George Eliot called it “the loveliest story in the world.” But what is it that makes the Emmaus story so beautiful?
First, you have a country road and a country village. You have two ordinary people—not members of the Eleven. Only one of them, Cleopas, is named. You have an earnest invitation to share in a very frugal meal. And that is all. Yet out of these commonplace threads is woven a story that has thrilled people for 2,000 years.
Walking down that Emmaus Road were two dispirited travelers. For them the thoroughfare could not be measured in miles; it stretched from bewilderment to heartbreak, from bitter disappointment to disillusionment.
As Cleopas and his companion trudged homeward, the death of Jesus, which was certain, and His possible resurrection, which was manifestly uncertain, were the only subjects of discussion. And while they reasoned on them, “Jesus Himself came up and walked along with them” (Luke 24:15)
The first thing He does for these two who thought their precious dream had faded, that death had taken charge, was to open to them the Scriptures. During the walk, not only the Scriptures, but hearts, were opened. “Were not our hearts burning within us while He talked with us on the road and opened the Scriptures to us?” (Luke 24:32).
It was an experience that His listeners did not want to end.
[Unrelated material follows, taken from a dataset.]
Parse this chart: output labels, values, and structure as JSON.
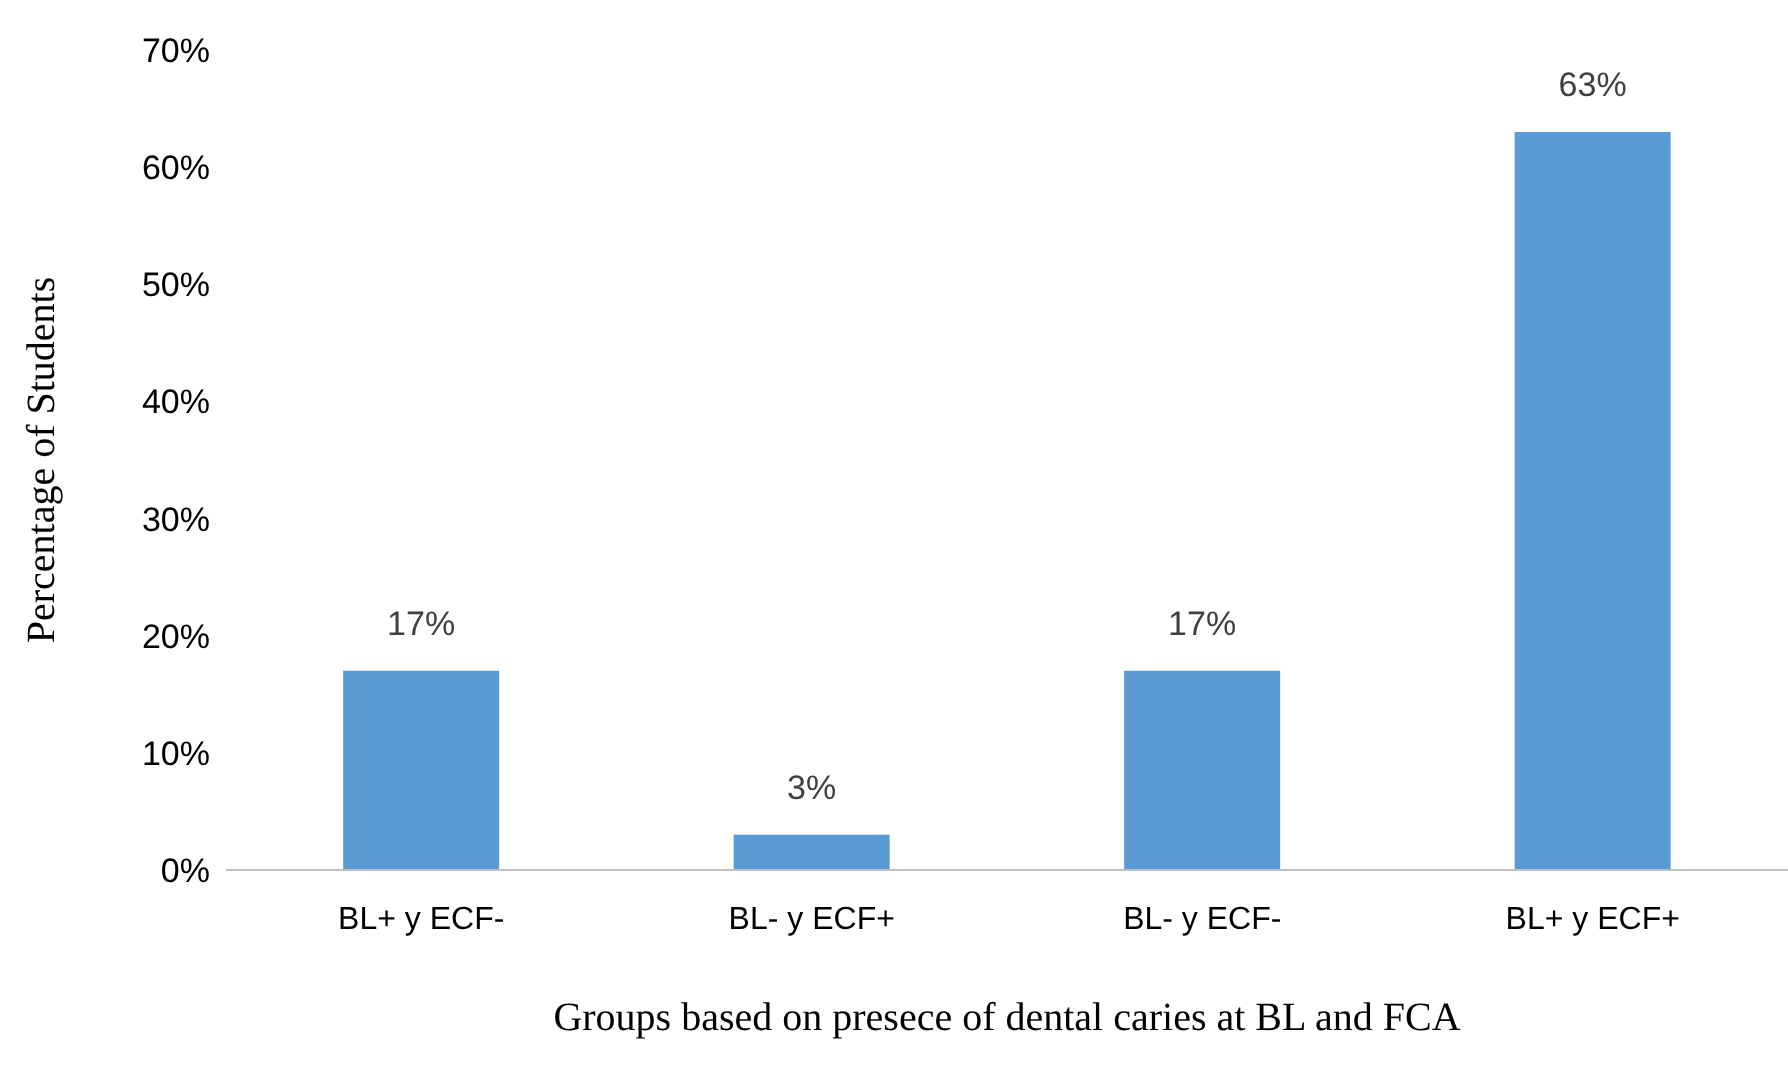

The day was melting into evening and they begged Him to stay. In these twilight moments, while the three supped together, the room was suffused with burning glory. Suddenly the two villagers were dazzled by the awareness that the stranger to whom they had offered hospitality was none other than the risen Lord! Truly alive! As quickly as they recognized their royal guest, so quickly did He vanish from their sight. Pieces of the broken bread were still there on the table. And while the two sat in stunned silence, the room still echoed the sound of His blessing.
The appearance of the resurrected Jesus had to be reported at once to the Eleven in Jerusalem. While only hours earlier their footsteps had dragged along a weary road, now their feet fairly flew. They were bearers of the best news of all: “He is risen!”
The most commonplace walk, the dustiest road, the lowliest home and the most ordinary people can be filled with radiant glory, if the living Lord draws near and takes preeminence. The burning heart, surely, is a supreme need of every individual who names the name of Christ.